For the second hypothesis, we sought to understand how the project selection process happens. PSI’s website has a section describing some procedures related to external users’ proposals.Footnote 2 We discovered that an international external committee is responsible for evaluating proposals and they do so according to the IUPAP recommendations for large-scale facilities.Footnote 3 The selection and prioritizing of experiments are based on the following criteria which are graded from 1 (rejected) to 5.5 (excellent proposal): scientific merit; technical feasibility; capability of the experimental group; availability of the resources required. This review process bares similarities with those undertaken by research funding agencies, although in the present case the “grants” regard beamtime for experiments rather than money. Hence, figures for projects rejection rates by the review committees would be an interesting information, but they are not readily available for the SLS. Still, the annual report for 2016 of a similar facility, namely the European Synchrotron Radiation Facility, discloses rejection rates of 60% (i.e. success rate of 40%) of the applications.Footnote 4 Such rates are indeed comparable to research funding agencies in Europe (van Leeuwen and Moed 2012). Our results strongly suggest that the selection criteria applied by review committee are successfully fulfilling their task.

Taking into account the difficulty of evaluating the real scientific impact of large-scale research facilities, the merge of the two hypotheses above provides an interesting alternative. If the facility has a proposal review committee composed by experts in related areas, guided by similar selection criteria, then the quality of the selected projects is probably going to be as high as of the projects developed internally. Thus, scientific indicators of the internal production obtained from the WoS might be a good indication of the average total scientific impact. There are, nevertheless, two evident restrictions to this approach. The first is that we cannot find the total number of publications; however, if more time is allocated for external users, it is likely that they will sum up more publications. The second is related to the Mean Citation Score, frequently used by research activities stakeholders. If we analyze the MCS of the internal production obtained from the WoS, the MCS of the external can be much higher than IO. However, the fairness of this analysis will be hindered by using the MCS, instead of the MNCS, as our results show.

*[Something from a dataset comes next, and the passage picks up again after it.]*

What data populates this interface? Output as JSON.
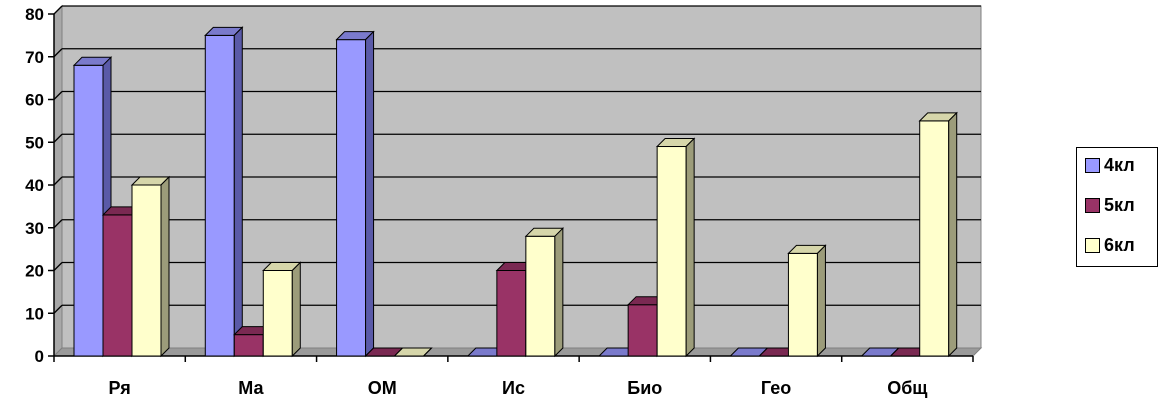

The present results suggest further developments. First, there are some occurrences of different nodes in the networks representing the same author. A great effort would be necessary to avoid this, but we believe that the result would not be significantly different for the purpose of the present analysis. Nevertheless, a further scrutiny of this effect could bring to light finer details of the collaboration dynamics. Second, we focused on a quantitative analysis. A more in-depth qualitative analysis would provide an interesting complement to this project, such as investigating how the external proposals review committee makes their analysis and how the steering committee evaluates internal projects and how it drives and motivates the collaboration between different beamlines. It is worth mentioning, however, that the interplay between IO and EO reveals a more complex scenario than the one assumed for these facilities in the literature (Hallonsten 2016b). For future research, it would be interesting to explore these aspects, as well as extending this analysis to different large-scale research facilities. Nevertheless, is should be noted that the present results suggest a relevant and so far unprecedented quantitative approach to analyze the scientific production of this kind of large facilities.

As a final remark, the present results suggest the relevance of acknowledgments to the Synchrotron by external users, mentioned in the introduction, for research assessment policies. Following the funding agencies initiatives for demanding acknowledgement in the articles resulting from their support, large-scale research facilities could also better monitor such practice. On the other hand, bibliometric databases could enhance “acknowledgemetrics” beyond funding, as the importance of indexing acknowledgements is being increasingly recognized (Paul-Hus et al. 2017).